Pols stunned shooting range operating at high school
Aim to stop it
By Mike Underwood | Saturday, January 5, 2008 | | Local Coverage
Shocked city councilors are probing how school officials have allowed a Southie classroom to be used as a firing range by Junior ROTC students.
Education and public safety leaders were stunned to hear that a basement classroom in Monument High School on G Street is used by the military group to teach teenagers how to fire air rifles at targets.
“I’m shocked and surprised to hear that this is even happening. I don’t think it is appropriate at all,” said Councilor Chuck Turner, chairman of the council education committee.
Ten city schools run junior Reserve Officer Training Corps (ROTC) programs, designed to promote citizenship and teach youngsters self-discipline, and Monument High has approved the firing range.

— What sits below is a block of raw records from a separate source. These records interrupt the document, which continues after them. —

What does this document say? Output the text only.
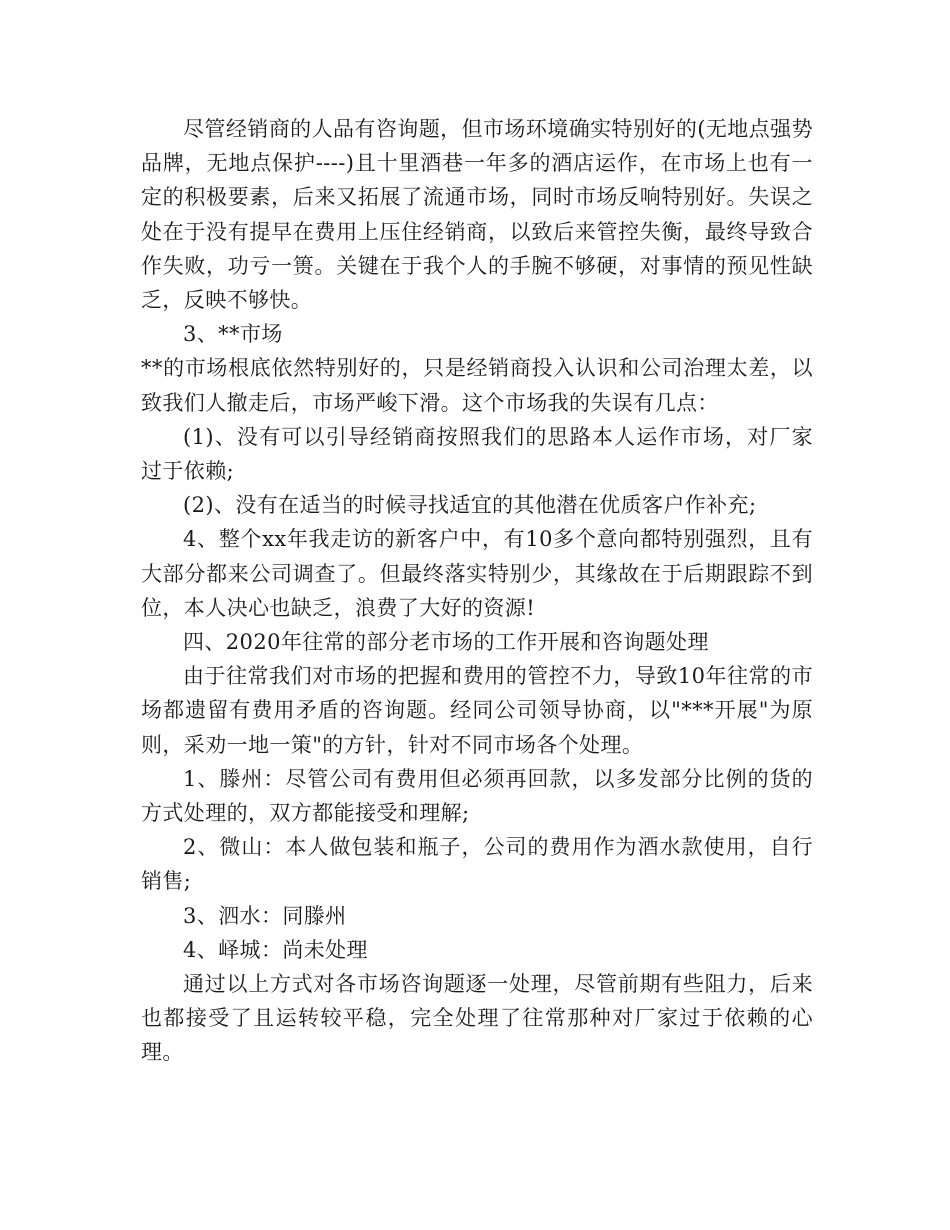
尽管经销商的人品有咨询题，但市场环境确实特别好的(无地点强势品牌，无地点保护----)且十里酒巷一年多的酒店运作，在市场上也有一定的积极要素，后来又拓展了流通市场，同时市场反响特别好。失误之处在于没有提早在费用上压住经销商，以致后来管控失衡，最终导致合作失败，功亏一篑。关键在于我个人的手腕不够硬，对事情的预见性缺乏，反映不够快。

3、**市场

**的市场根底依然特别好的，只是经销商投入认识和公司治理太差，以致我们人撤走后，市场严峻下滑。这个市场我的失误有几点：

(1)、没有可以引导经销商按照我们的思路本人运作市场，对厂家过于依赖;

(2)、没有在适当的时候寻找适宜的其他潜在优质客户作补充;

4、整个xx年我走访的新客户中，有10多个意向都特别强烈，且有大部分都来公司调查了。但最终落实特别少，其缘故在于后期跟踪不到位，本人决心也缺乏，浪费了大好的资源!

四、2020年往常的部分老市场的工作开展和咨询题处理

由于往常我们对市场的把握和费用的管控不力，导致10年往常的市场都遗留有费用矛盾的咨询题。经同公司领导协商，以"***开展"为原则，采劝一地一策"的方针，针对不同市场各个处理。

1、滕州：尽管公司有费用但必须再回款，以多发部分比例的货的方式处理的，双方都能接受和理解;

2、微山：本人做包装和瓶子，公司的费用作为酒水款使用，自行销售;

3、泗水：同滕州

4、峄城：尚未处理

通过以上方式对各市场咨询题逐一处理，尽管前期有些阻力，后来也都接受了且运转较平稳，完全处理了往常那种对厂家过于依赖的心理。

A total of 186 students at the South Boston Education Complex are currently enrolled in JROTC with 29 from Monument High - 18 of them on the marksmanship team.
East Boston High School has also had a marksmanship range and team for about three years.
Councilor Stephen J. Murphy, chairman of the city’s public safety committee, is a fan of the ROTC program but wants to put an end to classroom firing ranges.
“It has to be stopped inside a public school and there has to be a question over who supervises this. It definitely needs to be called into question,” he said.
A youth worker who works to steer kids away from gun violence was stunned by the news.
“I can’t believe a school could condone the use of any weapons. What kind of message are they giving to the kids?” asked Maurice Nobles Jr., a life skills manager at Bird Street Community Center in Dorchester.
A school employee notified the Herald about the practice after seeing two teenagers firing weapons at targets without supervision or warning signs in a locked classroom in early December.
But Boston Public Schools spokesman Jonathan Palumbo said,“There is no state law that prohibits such activities. Every safety precaution is taken, both for the students involved and anyone else who may be in the building at the time of the practice.”
ROTC spokesman Paul Kotakis said individual schools decide whether marksmanship training can be given on school property and that it is not unusual for schools to allow the practice.
JROTC regulations require students to have completed a training course before being allowed to fire weapons on a range, and they must be supervised by an instructor at all times.
Kotakis said students train using model 853 Daisy air rifles, which use manually pumped air to fire .177 caliber pellets. The weapon is designed for high accuracy.